[StBernard] HUD: La. could lose federal funds unless it makes St. Bernard Parish follow civil rights laws

Westley Annis westley at da-parish.com
Thu Mar 17 22:13:30 EDT 2011


CHALMETTE, La. - The U.S. Department of Housing and Urban Development
threatened on Thursday to cut grants to Louisiana unless the state makes St.
Bernard Parish comply with the Fair Housing Act, the latest turn in a
long-running dispute with the predominantly white New Orleans suburb.

Mercedes M. Marquez, assistant secretary for community planning and
development, wrote that the parish government has acted to keep out
African-Americans by restricting rental housing in spite of numerous federal
court rulings that it has violated the civil rights law, as well as repeated
contempt orders.

"The State remains responsible to assure that St. Bernard Parish complies"
with requirements for community development block grants, Marquez wrote
Louisiana Commissioner of Administration Paul Rainwater. "A determination
that the State has failed to do so could result in a funding sanction
against the State." She did not give a dollar figure.

Making it hard to build apartments or rent houses violates civil rights laws
because African-Americans in the New Orleans metro area are twice as likely
as whites to rent and 85 percent more likely to live in multi-family
buildings, wrote John Trasvina, HUD's assistant secretary for fair housing,
in a separate letter to Parish President Craig Taffaro.

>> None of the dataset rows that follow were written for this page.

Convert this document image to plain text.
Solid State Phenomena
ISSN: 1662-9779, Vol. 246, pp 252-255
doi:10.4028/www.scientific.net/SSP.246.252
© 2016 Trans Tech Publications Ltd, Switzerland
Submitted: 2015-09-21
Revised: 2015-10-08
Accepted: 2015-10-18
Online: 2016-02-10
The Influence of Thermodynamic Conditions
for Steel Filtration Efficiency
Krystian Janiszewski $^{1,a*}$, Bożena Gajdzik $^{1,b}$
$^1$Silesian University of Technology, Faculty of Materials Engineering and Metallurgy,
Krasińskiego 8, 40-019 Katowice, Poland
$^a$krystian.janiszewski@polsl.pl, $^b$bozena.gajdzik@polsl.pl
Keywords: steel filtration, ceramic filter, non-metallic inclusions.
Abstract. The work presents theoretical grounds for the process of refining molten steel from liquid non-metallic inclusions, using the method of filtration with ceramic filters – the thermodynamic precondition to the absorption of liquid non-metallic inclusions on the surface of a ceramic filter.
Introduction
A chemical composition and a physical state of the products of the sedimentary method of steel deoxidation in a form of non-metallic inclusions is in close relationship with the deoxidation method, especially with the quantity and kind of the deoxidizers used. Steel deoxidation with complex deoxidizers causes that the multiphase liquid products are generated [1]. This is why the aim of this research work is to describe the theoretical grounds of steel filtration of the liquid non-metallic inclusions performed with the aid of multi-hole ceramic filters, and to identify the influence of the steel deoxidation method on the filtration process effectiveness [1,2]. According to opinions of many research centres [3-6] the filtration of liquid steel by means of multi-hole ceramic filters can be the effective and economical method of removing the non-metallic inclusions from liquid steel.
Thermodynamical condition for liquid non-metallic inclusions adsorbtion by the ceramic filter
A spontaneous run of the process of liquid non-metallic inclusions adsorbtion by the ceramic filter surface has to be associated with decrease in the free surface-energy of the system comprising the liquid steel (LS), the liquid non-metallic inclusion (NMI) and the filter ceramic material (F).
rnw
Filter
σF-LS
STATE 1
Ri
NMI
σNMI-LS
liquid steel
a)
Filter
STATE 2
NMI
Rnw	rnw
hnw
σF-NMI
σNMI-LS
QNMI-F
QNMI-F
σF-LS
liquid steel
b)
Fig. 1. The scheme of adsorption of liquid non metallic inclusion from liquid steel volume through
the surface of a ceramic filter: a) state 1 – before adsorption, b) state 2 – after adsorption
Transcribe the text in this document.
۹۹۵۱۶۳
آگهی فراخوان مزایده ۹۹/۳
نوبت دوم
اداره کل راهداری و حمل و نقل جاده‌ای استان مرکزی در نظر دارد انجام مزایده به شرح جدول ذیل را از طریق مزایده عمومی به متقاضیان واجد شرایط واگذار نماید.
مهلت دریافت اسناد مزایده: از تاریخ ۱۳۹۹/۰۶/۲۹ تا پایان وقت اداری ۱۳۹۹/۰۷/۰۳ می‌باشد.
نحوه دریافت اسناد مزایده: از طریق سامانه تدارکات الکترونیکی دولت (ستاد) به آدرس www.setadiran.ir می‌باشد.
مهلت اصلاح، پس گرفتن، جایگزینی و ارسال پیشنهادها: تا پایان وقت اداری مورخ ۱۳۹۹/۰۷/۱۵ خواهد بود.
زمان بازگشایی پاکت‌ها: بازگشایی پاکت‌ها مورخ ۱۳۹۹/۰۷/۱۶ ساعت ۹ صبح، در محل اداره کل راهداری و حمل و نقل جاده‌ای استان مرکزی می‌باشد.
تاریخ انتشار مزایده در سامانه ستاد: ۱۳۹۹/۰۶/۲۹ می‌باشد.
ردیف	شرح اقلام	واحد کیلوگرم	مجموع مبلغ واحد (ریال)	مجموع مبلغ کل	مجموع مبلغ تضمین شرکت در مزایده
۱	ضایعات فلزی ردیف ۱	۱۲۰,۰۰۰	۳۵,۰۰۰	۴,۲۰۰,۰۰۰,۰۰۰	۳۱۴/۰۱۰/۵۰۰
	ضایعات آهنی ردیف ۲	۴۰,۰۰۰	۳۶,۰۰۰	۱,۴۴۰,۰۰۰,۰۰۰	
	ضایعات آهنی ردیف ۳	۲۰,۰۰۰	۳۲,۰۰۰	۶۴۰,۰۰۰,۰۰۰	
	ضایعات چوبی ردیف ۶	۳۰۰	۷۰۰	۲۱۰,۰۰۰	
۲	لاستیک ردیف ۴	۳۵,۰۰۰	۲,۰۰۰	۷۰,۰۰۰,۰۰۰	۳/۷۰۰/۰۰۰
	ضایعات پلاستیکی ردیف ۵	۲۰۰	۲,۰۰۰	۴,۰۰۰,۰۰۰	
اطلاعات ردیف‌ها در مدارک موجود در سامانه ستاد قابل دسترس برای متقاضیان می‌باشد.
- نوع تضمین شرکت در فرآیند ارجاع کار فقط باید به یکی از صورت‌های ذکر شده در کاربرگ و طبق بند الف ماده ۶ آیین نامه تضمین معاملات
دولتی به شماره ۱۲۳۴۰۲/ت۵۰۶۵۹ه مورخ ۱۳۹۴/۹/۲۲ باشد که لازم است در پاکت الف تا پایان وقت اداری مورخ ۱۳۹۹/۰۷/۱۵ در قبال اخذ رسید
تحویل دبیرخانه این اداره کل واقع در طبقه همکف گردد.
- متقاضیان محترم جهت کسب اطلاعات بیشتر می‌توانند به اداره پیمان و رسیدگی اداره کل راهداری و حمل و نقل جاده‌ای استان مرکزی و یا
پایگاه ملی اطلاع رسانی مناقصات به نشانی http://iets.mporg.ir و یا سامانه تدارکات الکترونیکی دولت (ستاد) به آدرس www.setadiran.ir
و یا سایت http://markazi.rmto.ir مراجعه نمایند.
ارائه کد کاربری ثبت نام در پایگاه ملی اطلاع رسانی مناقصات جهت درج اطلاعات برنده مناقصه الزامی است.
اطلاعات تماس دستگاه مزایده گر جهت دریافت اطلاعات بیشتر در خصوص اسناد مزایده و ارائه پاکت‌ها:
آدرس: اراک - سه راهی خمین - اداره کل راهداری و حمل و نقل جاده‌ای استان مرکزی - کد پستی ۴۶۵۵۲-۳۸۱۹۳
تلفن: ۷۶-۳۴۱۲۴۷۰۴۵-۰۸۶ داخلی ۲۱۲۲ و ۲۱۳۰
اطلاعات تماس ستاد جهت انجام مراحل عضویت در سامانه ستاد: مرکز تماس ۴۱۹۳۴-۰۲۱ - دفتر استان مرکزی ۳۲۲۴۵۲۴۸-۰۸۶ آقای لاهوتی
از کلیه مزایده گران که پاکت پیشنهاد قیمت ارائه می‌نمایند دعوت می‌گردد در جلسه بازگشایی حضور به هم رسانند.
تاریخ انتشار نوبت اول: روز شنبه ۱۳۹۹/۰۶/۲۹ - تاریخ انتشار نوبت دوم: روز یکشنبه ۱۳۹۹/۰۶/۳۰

That letter details a dispute that began when St. Bernard Parish halted
apartment construction in late 2005, months after Hurricane Katrina flooded
the entire parish.

Under federal pressure, the parish revoked the ordinance that included that
change and others, including one that let homeowners rent only to blood
relatives. But Trasvina wrote that ordinances enacted since then and
administrative actions continue to violate the Fair Housing Act.

Taffaro could not be reached for comment Thursday.

In a statement late Thursday, Rainwater said: "We have been in discussions
with HUD and with the parish about this issue. The state is committed to
furthering the creation of safe, affordable housing. We look forward to
working with HUD and the parish to find common ground that will allow us to
move forward in our recovery."

Trasvina's letter to Taffaro said the parish can avoid sanctions by
overturning, within 20 days, a 2007 ordinance that severely limits
homeowners' ability to rent and a zoning ordinance passed in January 2010 to
forbid multifamily housing in much of the parish.

Parish councilmen introduced two repeal ordinances in March, but the repeals
cannot occur until April 5.

The parish also must resolve eight administrative complaints, Trasvina
wrote.

"The Parish has expressed an interest in resolving HUD's concerns," he
wrote. "Nevertheless, a mere stated interest" is not enough.